The response paper indicates what we are doing ahead of legislation to take this policy forward. We will work across Government and with those who work in the coroners service to produce national guidance for England and Wales to clarify which deaths should be reported to the coroner. This national guidance will form the basis of the list of reportable deaths, and will be framed in secondary legislation and associated guidance under the Coroners and Death Certification Bill when it is implemented.

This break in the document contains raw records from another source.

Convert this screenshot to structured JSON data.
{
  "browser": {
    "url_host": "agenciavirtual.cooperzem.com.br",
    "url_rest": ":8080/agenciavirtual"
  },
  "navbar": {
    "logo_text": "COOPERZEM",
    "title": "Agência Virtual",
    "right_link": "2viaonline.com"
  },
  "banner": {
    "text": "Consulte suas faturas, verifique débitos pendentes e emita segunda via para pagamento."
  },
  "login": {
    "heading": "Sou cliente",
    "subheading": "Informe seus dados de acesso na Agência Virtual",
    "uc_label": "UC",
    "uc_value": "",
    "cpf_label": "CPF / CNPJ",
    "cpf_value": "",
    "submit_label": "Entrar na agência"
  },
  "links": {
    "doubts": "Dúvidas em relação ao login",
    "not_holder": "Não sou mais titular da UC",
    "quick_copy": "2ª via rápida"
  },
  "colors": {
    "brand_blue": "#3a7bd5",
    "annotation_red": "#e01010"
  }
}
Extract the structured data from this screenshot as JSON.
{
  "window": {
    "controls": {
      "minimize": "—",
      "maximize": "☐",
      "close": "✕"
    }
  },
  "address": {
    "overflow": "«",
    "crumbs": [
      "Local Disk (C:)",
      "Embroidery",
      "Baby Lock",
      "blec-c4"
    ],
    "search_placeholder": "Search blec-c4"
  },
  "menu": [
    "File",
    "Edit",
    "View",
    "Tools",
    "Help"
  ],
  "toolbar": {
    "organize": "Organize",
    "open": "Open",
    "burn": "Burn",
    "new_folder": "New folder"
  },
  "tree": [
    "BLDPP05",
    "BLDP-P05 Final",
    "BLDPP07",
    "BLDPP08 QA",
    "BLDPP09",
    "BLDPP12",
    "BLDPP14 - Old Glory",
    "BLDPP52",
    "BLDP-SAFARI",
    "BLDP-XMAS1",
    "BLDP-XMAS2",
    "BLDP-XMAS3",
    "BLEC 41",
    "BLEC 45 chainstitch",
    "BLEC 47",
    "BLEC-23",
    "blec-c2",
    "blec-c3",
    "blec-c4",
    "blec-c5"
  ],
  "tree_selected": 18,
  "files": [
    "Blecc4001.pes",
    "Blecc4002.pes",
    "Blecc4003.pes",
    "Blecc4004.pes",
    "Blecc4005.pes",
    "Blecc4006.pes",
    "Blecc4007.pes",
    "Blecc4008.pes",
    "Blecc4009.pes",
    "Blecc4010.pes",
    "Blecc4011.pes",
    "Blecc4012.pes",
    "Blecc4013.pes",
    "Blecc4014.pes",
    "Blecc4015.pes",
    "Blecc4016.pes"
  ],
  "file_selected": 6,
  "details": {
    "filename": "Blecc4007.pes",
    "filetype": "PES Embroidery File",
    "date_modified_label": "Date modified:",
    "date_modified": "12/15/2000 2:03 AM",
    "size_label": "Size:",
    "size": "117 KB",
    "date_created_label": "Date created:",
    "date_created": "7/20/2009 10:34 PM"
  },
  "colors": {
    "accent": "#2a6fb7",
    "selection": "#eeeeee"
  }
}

The Cremation Regulations 1930 have been amended on a number of occasions and are now seen as old-fashioned and confusing. It is intended they will be modernised and consolidated. There will also be two major policy changes. First, bereaved families will have the right to inspect the medical forms before the cremation takes place. This is an important Shipman-related reform. The families of Shipman’s victims believed that if they had had seen the cremation forms Shipman had completed about their relatives, they would have recognised that the information was wrong and Shipman would have been exposed much sooner. The Government believe that this is likely to have been the case, Secondly, the regulation on the handling of contagious diseases will be replaced by a simpler procedure permitting the rapid throughput of cases. In the light of the responses we have received, we intend to introduce the new regulations together with accompanying guidance for stakeholders before the end of the year.

The new statutory duty and the changes to the cremation regulations complement the Government’s proposals for improving the process of death certification. A summary of responses to the public consultation on these important reforms is being published today by the Department of Health.

Copies of both summary of responses have been placed in the Libraries of both Houses, the Vote Office and the Printed Paper Office.